Добрый ксендзъ-викарій тоже молчалъ, удрученный тяжелымъ страданіемъ, побѣжденный простой логикой того, что слышалъ. Онъ явился сюда съ искреннимъ желаніемъ исполнить свой долгъ, принеся съ собой запасъ обычныхъ и, какъ ему казалось, всегда цѣлебныхъ лѣкарствъ отъ болѣзни человѣческой души. Но онъ не устоялъ передъ этимъ страданіемъ и самъ поддался его могучему потоку. Вмѣсто того, чтобы исполнить свою обязанность, онъ сталъ сочувствовать и страдать. . . . . . . . . . . . . . . . . . . . . . . . . . . . . . . . . . . . . . . . . . . . . . . . . . . . . . . . . . . . . . . . . . . . . . . . .
Но онъ сдержалъ себя и старался силой своей истины обуздать вырвавшуюся изъ обычной колеи душу Ендрека.
— Видите ли, Андрей, — говорилъ онъ, — то, что представляется вамъ несчастіемъ, омрачило вашъ умъ. Вы осмѣливаетесь осуждать пути Провидѣнія и вашимъ слабымъ умомъ хотите проникнуть въ тайники Его мудрости. Можетъ быть, Богъ допустилъ это увѣчье потому, что возлюбилъ васъ и хочетъ обезпечить вамъ спасеніе, можетъ быть, онъ посылаетъ вамъ испытаніе, можетъ быть, отнявъ у васъ зрѣніе, руки, онъ хочетъ уберечь васъ отъ какого-то тяжелаго грѣха, который лишилъ бы васъ жизни вѣчной и низвергнулъ бы на вѣчную муку въ адъ. Цѣли и дѣла Господа не всегда понятны человѣческому разуму…
Ендрекъ слушалъ внимательно.

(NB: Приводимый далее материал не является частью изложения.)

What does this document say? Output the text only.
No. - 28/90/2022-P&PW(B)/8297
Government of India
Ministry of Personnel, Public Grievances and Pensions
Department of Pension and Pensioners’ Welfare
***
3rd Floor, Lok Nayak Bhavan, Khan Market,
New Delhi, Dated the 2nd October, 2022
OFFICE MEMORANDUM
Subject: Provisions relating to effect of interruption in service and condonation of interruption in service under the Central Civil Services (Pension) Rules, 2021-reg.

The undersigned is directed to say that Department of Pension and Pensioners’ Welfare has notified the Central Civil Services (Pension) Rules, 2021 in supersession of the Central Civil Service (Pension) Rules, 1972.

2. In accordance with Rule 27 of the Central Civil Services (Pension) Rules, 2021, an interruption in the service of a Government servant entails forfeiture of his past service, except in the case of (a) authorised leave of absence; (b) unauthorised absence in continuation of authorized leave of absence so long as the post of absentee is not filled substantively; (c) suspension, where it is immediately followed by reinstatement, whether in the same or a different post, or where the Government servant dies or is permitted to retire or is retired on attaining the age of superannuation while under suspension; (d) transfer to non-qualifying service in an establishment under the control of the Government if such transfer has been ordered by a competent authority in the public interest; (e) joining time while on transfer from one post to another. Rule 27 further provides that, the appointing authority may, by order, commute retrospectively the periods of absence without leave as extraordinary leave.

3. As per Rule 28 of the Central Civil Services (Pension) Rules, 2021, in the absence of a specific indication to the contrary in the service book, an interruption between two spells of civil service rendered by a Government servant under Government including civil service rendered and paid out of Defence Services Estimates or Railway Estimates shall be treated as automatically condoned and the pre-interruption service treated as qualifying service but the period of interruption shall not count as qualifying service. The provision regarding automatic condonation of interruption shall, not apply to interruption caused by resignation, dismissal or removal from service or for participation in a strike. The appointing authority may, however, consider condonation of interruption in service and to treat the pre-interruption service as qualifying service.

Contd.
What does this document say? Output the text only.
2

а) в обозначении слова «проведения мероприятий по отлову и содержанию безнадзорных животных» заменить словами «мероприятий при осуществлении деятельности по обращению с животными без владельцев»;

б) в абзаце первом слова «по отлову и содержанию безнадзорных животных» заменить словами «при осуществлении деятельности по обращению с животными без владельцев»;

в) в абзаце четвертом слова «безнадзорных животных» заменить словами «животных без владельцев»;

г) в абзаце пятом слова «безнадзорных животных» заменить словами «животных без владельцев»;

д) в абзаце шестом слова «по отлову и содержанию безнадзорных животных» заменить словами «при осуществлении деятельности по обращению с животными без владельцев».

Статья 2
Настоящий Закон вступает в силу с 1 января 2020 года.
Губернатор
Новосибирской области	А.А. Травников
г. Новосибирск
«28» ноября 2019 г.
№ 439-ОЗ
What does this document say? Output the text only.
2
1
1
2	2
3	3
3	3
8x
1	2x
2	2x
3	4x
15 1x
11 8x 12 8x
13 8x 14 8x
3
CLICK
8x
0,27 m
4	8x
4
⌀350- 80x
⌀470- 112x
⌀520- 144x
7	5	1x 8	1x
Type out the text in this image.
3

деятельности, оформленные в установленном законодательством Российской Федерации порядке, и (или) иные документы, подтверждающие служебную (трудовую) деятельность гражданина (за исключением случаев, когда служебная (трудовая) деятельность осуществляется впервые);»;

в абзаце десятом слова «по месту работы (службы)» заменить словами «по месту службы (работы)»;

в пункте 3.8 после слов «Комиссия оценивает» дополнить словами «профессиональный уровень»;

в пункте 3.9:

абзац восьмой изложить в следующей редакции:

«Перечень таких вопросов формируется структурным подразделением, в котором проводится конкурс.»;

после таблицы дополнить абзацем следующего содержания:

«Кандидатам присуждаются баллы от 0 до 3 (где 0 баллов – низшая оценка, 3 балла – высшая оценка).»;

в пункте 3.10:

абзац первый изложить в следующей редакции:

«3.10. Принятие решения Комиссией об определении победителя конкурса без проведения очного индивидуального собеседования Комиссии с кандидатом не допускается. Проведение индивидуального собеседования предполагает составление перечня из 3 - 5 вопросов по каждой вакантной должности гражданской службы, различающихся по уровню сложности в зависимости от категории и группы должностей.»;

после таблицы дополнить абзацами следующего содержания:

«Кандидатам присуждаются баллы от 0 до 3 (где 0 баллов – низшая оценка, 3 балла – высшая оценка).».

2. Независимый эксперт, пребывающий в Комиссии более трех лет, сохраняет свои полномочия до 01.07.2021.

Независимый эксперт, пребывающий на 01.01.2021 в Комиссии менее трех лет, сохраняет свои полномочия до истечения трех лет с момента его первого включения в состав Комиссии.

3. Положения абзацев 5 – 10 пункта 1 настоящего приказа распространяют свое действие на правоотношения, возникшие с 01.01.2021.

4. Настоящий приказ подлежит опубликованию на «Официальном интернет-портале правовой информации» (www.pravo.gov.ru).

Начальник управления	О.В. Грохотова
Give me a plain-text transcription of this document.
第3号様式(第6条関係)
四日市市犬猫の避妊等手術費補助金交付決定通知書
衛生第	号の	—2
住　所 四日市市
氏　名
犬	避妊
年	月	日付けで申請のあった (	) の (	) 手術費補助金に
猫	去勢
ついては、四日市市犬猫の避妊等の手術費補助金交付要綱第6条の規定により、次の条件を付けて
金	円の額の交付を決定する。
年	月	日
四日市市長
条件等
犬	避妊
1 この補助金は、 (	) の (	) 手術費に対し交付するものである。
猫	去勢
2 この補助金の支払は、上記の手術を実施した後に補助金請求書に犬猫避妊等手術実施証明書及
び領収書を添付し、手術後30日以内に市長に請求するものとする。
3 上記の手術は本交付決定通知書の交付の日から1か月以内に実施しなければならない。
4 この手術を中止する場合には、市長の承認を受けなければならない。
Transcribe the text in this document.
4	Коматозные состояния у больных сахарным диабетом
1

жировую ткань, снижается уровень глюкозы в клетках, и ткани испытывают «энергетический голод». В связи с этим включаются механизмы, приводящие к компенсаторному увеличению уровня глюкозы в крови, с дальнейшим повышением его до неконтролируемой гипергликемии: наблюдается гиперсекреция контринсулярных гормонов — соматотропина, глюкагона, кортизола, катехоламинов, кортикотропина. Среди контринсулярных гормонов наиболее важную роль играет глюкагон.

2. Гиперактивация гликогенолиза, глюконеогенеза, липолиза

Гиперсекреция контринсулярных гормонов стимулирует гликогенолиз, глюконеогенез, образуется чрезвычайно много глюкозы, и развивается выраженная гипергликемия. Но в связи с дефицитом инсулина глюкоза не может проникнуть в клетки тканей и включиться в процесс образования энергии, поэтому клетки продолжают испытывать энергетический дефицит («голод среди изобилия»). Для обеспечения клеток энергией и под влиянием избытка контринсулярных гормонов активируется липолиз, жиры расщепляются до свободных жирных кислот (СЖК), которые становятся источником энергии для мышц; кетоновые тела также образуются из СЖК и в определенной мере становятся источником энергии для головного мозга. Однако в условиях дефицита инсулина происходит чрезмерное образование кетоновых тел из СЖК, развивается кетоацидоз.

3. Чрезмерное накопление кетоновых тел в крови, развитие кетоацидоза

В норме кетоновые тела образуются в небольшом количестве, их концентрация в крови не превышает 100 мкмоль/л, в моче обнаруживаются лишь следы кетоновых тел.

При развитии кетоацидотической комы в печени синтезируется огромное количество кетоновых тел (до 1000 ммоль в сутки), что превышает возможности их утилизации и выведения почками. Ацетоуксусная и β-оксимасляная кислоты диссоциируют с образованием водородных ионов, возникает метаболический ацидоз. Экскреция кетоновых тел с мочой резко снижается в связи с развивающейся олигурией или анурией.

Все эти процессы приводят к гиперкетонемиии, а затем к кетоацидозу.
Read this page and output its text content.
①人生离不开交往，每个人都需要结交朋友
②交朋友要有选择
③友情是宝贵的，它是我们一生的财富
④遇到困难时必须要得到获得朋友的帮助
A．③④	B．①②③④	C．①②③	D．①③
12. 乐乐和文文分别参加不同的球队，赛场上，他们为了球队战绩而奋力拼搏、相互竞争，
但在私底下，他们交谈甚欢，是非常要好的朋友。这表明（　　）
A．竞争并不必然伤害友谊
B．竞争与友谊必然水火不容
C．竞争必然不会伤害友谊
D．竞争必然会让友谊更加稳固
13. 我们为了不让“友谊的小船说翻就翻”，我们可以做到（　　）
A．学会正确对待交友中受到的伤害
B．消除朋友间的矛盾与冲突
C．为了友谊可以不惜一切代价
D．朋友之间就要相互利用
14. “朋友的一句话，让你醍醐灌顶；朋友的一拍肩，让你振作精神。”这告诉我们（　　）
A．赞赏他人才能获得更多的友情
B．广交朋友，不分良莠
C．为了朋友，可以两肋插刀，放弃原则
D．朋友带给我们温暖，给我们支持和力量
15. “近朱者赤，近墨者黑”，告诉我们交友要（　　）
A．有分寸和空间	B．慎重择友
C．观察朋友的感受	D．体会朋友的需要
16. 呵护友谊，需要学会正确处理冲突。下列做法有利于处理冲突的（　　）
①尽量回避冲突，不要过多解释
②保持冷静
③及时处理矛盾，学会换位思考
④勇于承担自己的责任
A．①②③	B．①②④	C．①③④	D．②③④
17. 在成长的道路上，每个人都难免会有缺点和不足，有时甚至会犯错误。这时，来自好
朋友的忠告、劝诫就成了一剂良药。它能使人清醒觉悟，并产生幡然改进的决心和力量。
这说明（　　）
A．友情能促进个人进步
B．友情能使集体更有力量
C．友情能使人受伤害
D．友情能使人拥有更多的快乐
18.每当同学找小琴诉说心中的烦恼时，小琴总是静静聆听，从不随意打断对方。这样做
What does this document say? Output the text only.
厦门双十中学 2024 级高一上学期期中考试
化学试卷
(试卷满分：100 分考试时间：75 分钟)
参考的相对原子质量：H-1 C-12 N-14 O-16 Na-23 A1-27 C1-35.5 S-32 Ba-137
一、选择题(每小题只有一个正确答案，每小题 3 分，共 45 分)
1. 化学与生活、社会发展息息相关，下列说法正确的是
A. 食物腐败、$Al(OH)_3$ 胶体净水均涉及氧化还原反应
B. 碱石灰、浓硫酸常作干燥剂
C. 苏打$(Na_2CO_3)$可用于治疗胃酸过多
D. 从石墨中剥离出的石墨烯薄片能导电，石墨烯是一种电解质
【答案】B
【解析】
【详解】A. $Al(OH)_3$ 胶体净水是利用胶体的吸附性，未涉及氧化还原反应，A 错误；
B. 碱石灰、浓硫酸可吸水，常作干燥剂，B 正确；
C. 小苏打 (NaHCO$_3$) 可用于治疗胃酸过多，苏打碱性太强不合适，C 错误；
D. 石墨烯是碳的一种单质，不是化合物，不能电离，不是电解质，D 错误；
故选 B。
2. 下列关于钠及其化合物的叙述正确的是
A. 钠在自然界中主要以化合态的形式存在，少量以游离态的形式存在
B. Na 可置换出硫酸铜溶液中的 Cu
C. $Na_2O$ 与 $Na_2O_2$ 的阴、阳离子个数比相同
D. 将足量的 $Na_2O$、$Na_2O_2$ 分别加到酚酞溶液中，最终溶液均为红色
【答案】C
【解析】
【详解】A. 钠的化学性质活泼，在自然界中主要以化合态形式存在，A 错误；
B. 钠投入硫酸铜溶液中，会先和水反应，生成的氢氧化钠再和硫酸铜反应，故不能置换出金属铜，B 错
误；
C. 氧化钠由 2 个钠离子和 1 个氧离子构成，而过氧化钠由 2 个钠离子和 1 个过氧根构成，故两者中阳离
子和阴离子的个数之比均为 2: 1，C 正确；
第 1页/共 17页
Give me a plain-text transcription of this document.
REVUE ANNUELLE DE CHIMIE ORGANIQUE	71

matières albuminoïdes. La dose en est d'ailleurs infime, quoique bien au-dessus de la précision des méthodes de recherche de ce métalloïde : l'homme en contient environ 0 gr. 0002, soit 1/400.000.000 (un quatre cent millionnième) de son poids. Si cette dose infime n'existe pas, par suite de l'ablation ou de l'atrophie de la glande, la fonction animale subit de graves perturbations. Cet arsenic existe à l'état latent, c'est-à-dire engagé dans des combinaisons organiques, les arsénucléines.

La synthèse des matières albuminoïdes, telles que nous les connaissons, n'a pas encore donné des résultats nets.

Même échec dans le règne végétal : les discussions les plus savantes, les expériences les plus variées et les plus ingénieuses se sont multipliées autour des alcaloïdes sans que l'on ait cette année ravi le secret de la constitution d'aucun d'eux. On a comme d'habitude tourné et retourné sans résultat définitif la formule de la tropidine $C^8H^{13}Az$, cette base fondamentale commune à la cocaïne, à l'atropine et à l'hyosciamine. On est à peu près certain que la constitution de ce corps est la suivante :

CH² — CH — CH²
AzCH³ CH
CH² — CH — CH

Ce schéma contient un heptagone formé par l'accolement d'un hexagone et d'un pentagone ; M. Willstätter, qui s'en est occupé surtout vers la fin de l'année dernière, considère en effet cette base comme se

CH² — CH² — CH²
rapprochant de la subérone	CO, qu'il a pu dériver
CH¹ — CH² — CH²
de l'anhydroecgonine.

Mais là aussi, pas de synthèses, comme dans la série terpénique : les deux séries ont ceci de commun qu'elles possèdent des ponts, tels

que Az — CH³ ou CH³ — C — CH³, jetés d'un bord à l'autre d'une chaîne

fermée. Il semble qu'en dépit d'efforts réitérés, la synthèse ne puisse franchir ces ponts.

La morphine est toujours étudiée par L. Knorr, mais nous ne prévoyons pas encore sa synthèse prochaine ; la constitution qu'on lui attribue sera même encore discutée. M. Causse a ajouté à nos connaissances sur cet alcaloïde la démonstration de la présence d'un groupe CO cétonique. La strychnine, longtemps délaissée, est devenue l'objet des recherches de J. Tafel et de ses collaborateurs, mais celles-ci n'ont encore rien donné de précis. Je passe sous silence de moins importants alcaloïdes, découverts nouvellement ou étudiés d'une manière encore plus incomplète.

Его умъ старался отыскать какой-нибудь выходъ изъ этого темнаго хаоса; его душа жаждала во что бы то ни стало мира и свѣтлой радости; онъ повѣрилъ бы каждому разрѣшенію вопроса, которое хоть въ одномъ словѣ было бы согласно съ состояніемъ его души. Никогда до сихъ поръ Ендрекъ не пускался въ разсужденія, въ изслѣдованіе какихъ-нибудь вопросовъ изъ болѣе отвлеченной сферы. У него не было также привычки ни къ внутренней работѣ ума, ни къ веденію подобныхъ споровъ.
Онъ подчинялся всегда быстрымъ рѣшеніямъ своей воли, своего чувства, и то, что онъ говорилъ теперь, было только словеснымъ выраженіемъ чувствъ, которыя терзали его подъ вліяніемъ страшнаго несчастія.
Онъ слушалъ внимательно, но въ этой фразеологіи, которую онъ уже зналъ и принималъ, какъ истину, до тѣхъ поръ, пока его мысль не стала независимой, онъ не слышалъ теперь ни одного голоса, который былъ бы понятенъ его наболѣвшей душѣ и облегчилъ бы ее. Онъ замѣтилъ и запомнилъ только одно: Іисусъ Христосъ выжегъ ему глаза потому, что возлюбилъ его. И онъ старался представить себѣ, выжегъ ли бы онъ глаза кому-нибудь изъ дѣтей, Зоськѣ, или Ясю Сухому? Ендрекъ думалъ, а ксендзъ продолжалъ:
— По сравненію съ Господомъ всѣ мы — только жалкіе грѣшники, и каждый изъ насъ заслуживаетъ страшной кары… Можетъ быть, Провидѣніе, ниспославъ ее вамъ теперь, хотѣло охранить васъ отъ болѣе ужасной кары — вѣчной.
— А Столица изъ Быстраго?
— Какой Столица?
— Да тотъ, который убилъ Тютьку, искалѣчилъ Бульчика, обокралъ чуть не всю деревню, сжегъ сарай у Галейды — и живетъ до сихъ поръ, и ничего ему не дѣлается?
— Милосердіе и терпѣніе Провидѣнія неисчерпаемы: оно даетъ срокъ для исправленія, или, быть можетъ, готовитъ ему кару на томъ свѣтѣ…
— Отчего же оно не хотѣло подождать, пока я исправлюсь? Для чего ему нужны были такъ спѣшно мои глаза? — спрашивалъ Ендрекъ и думалъ о томъ, какъ Іисусъ Христосъ подстерегаетъ, чтобы прижать Столицу на томъ свѣтѣ.
Добрый ксендзъ почувствовалъ, что между его словами и Ендрекомъ лежитъ въ эту минуту непреодолимая пропасть, несмотря на глубокое сочувствіе къ нему.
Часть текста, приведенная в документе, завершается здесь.